Today Schneider oversees the negotiation of numerous deals, from writers to production companies, for all the television shows and movies National Geographic develops and produces. He’s also responsible for all business operations, systems and processes.
“A typical day is answering about 200 emails,” he says. “Seriously, though, my job is sort of being an ‘organizational fireman,’ which can include managing challenges that impact our company.” That includes the adjustments necessary when the television distribution model changed to streaming, and The Walt Disney Company acquired National Geographic.
Having started as a litigator and serving in executive roles with Paramount, MTV, Viacom, 20th Century Fox, A&E Networks and NBCUniversal, among others, Schneider has a broad perspective on the industry.
“My first in-house job and my first transactional job, as production counsel at Paramount Pictures Television in the 1990s, was about as fun as a job can be,” he says. “I really learned the nitty-gritty of how mainstream television is made as the lawyer on shows like Frasier and the Star Trek franchise.”

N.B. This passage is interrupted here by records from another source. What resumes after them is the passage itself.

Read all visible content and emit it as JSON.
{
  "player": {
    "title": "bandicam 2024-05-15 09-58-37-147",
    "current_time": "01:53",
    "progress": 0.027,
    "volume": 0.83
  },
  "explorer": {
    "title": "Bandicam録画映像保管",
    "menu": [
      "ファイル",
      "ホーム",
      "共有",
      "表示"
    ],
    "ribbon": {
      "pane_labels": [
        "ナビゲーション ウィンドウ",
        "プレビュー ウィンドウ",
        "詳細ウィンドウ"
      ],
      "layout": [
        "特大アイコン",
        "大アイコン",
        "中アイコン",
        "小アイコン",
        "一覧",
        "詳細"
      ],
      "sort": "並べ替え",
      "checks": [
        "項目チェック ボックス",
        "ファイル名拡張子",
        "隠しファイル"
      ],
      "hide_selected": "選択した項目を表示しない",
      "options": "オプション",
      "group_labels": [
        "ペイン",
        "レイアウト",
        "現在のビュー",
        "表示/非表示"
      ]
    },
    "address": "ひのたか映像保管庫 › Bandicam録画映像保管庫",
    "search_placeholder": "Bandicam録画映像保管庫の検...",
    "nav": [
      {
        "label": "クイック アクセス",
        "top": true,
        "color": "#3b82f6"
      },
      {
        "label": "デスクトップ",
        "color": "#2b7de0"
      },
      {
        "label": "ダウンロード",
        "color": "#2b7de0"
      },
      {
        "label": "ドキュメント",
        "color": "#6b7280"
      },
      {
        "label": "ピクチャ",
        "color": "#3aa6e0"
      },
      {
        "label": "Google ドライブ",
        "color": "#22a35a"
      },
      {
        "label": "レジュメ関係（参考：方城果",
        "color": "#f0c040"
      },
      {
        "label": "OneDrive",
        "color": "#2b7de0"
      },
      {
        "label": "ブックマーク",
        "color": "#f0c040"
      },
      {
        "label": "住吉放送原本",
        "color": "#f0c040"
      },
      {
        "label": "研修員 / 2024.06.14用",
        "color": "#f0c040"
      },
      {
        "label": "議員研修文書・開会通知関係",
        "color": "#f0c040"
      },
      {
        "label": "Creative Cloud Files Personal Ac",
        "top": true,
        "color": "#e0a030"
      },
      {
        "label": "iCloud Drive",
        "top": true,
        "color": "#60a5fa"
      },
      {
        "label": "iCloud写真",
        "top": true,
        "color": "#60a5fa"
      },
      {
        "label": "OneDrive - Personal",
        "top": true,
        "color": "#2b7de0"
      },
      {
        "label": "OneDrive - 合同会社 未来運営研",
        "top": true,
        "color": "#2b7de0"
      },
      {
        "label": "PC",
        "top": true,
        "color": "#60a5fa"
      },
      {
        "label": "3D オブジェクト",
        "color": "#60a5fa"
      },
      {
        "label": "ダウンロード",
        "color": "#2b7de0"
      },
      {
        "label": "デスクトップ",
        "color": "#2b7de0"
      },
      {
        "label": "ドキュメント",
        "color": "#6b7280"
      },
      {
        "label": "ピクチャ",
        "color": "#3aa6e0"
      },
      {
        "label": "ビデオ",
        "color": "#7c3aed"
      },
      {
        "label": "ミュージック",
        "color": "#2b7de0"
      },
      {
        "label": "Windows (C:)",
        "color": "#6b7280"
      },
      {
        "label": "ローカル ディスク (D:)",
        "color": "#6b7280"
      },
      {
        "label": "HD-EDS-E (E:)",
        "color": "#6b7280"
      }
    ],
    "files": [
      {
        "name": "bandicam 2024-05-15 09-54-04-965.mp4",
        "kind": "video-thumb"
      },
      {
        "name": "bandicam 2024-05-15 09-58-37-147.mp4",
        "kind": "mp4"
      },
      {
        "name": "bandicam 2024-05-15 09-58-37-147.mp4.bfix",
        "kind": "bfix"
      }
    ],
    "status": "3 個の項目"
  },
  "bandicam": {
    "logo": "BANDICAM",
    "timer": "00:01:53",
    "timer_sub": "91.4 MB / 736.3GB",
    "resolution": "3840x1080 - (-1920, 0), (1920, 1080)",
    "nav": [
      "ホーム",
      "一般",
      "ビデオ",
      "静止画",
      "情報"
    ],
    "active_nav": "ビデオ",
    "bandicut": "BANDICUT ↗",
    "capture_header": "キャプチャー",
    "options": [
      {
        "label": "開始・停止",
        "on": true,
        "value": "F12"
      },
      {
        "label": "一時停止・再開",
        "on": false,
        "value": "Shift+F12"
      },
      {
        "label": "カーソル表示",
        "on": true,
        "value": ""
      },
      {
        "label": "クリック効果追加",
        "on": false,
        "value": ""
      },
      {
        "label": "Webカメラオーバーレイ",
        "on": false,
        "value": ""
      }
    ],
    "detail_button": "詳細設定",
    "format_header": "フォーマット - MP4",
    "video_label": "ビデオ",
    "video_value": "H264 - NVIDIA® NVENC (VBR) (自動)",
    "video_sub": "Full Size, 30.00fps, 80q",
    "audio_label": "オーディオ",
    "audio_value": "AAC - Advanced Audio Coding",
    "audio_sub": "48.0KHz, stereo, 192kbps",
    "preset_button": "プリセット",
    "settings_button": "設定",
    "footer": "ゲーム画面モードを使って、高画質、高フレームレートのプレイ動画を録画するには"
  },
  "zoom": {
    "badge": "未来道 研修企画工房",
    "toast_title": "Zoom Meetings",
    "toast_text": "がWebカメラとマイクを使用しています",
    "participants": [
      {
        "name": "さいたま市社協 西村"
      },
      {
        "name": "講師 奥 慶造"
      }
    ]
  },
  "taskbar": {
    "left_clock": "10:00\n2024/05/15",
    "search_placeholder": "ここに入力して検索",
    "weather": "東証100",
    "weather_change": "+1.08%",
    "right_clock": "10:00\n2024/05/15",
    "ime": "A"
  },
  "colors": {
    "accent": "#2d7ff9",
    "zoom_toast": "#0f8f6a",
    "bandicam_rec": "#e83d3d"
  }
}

The tools he acquired as a student at USC Gould have helped him demonstrate agility.
“The most important lesson I learned in law school was to focus on general tools and how to analyze complex problems,” says Schneider, who has taught as an adjunct at USC Gould, Carnegie Mellon and Pepperdine. “I teach now at Georgetown, and I tell all of my students, ‘Keep your intellectual toolkit as broad and general as possible because you never know what you’ll have to adjust to.’